A study has found that men don’t just rank higher than women in terms of how often they lie – they also consider themselves better liars. This is according to researchers from the University of Portsmouth.
“We found a significant link between expertise at lying and gender. Men were more than twice as likely to consider themselves expert liars who got away with it,” said lead researcher, Dr Brianna Verigin.
"Prolific liars rely a great deal on being good with words, weaving their lies into 'truths', so it becomes hard for others to distinguish the difference. They're also better than most at hiding lies within apparently simple, clear stories which are harder for others to doubt."
The study was published in PLOS One.
Good liars are ‘good talkers’
The researchers quizzed 196 people: half men, half women. The average age of participants was 39 years.
They were asked a series of questions, including:
- How good they were at deceiving others
- How many lies they told in the past 24 hours
- The types of lies they told and to whom
- Whether they told the lies face-to-face or by other means
Verigin said they [the researchers] wanted to focus on those who are good at lying, and try to understand how they do it, and to whom, adding that people who excel at lying generally tell more lies than others, especially to family, friends, romantic partners and colleagues.
"What stood out in our study was that nearly half (40%) of all lies are told by a very small number of deceivers. And these people will lie with impunity to those closest to them,” Verigin explained in the report. According to the research article, expert liars prefer to lie face-to-face, rather than by means of text messages.
The ‘key’ to lying
One of the key strategies liars use to tell plausible lies is to stay close to the truth, and not to give away too much information. Worryingly, the better someone thinks they are at lying, the more lies they tell.

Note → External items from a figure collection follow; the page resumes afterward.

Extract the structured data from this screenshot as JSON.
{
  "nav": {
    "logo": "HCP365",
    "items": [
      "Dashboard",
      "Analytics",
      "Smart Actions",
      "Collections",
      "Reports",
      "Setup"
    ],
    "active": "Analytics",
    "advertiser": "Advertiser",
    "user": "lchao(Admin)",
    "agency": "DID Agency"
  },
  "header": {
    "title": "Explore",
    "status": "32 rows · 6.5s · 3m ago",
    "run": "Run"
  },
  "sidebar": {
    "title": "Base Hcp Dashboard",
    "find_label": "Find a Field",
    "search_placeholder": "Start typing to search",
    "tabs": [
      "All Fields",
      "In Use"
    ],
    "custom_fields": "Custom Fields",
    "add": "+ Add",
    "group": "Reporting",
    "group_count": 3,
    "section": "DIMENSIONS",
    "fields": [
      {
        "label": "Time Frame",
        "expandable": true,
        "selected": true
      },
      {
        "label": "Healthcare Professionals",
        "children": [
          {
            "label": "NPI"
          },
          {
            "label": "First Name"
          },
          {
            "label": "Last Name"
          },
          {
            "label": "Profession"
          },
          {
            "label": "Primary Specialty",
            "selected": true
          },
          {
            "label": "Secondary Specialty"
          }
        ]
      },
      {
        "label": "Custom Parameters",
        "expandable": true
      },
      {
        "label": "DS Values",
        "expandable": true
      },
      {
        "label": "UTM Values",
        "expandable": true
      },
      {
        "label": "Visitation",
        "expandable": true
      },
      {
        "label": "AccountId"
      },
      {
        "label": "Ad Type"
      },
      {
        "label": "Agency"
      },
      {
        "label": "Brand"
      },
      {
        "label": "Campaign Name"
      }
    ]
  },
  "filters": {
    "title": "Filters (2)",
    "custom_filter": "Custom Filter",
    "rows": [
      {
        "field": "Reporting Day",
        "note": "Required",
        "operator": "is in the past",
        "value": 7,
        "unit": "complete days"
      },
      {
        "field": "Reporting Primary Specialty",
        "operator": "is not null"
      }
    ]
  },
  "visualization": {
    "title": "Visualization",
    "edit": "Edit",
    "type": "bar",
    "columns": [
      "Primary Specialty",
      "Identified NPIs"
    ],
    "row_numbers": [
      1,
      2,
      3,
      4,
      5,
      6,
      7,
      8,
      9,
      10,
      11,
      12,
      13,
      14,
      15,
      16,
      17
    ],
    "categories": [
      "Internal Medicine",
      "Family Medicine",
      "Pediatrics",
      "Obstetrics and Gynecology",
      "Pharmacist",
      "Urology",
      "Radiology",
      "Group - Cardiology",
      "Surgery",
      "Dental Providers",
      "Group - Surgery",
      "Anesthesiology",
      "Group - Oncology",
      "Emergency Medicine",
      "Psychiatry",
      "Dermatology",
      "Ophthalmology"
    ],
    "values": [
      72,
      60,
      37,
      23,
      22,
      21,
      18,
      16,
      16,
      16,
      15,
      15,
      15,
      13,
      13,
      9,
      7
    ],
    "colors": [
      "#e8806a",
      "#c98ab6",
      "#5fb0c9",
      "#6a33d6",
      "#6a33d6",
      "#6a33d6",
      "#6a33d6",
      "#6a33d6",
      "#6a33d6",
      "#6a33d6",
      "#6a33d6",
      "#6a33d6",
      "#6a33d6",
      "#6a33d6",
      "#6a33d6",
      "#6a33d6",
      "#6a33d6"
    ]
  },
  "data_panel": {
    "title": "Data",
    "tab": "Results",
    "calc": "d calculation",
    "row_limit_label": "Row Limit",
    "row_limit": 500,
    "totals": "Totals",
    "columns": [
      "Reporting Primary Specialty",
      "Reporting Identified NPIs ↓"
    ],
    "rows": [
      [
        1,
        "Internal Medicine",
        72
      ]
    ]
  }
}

On the other side of the lying fence, those who think they’re bad at lying reported that when they lied, they were very vague.
White lies turned out to be the most common types of deception across the entire group. Exaggerations, hiding information, and making up things were also some of the lies the group admitted to.
And while employers and authority figures were the least likely to be lied to, family, friends or colleagues were the ones to bear the brunt, said the participants.
And, in case you’re wondering, there was no link between the participants' education level and their lying ability. Verigin concluded that more research is needed to better understand the proficiency of good liars.
Why do some people lie more than others?
Lying is a slippery slope, and while we’re all guilty of invariably finding ourselves in a situation where we feel the need to lie – for whatever reason – many people resort to pathological lying, or pseudologia fantastica. This is habitual lying, is harmful and can affect one’s wellbeing, relationships and career.
So why do some people engage in pathological lying?
Sometimes people do this to appear important, or because they want to be the centre of attention, explains a 2012 study. Or at other times they do it because they seek sympathy or acceptance. Pathological liars often have antisocial personality disorder.
Research suggests that this extreme form of lying is linked to a particular neurological pattern. Dr Bryan King, a psychiatrist at the U.C.L.A. School of Medicine explains in an article on pathological lying in the American Journal of Psychiatry (with Charles Ford, a psychiatrist at the University of Arkansas Medical School, and Marc Hollender, a psychiatrist at Vanderbilt University School of Medicine) that pathological liars experience a minor memory deficit, combined with impairment in the frontal lobes that critically evaluate information. In such instances, the person suffers from the inability to assess the accuracy of what they say, and are therefore able to tell lies as though they were telling the truth.
A 2005 study also found that the brains of pathological liars were different to those of non-liars. Scientists discovered that there was a greater amount of white matter in the prefrontal cortex of the brain of a pathological liar, and concluded that this higher content of white matter could be the trigger point for habitual lying. The study was published in the British Journal of Psychiatry.
Pathological lying is a mental disorder, and pathological liars live in a fantasy world. They generally have low self-esteem, but the disorder can be treated if it is detected early enough.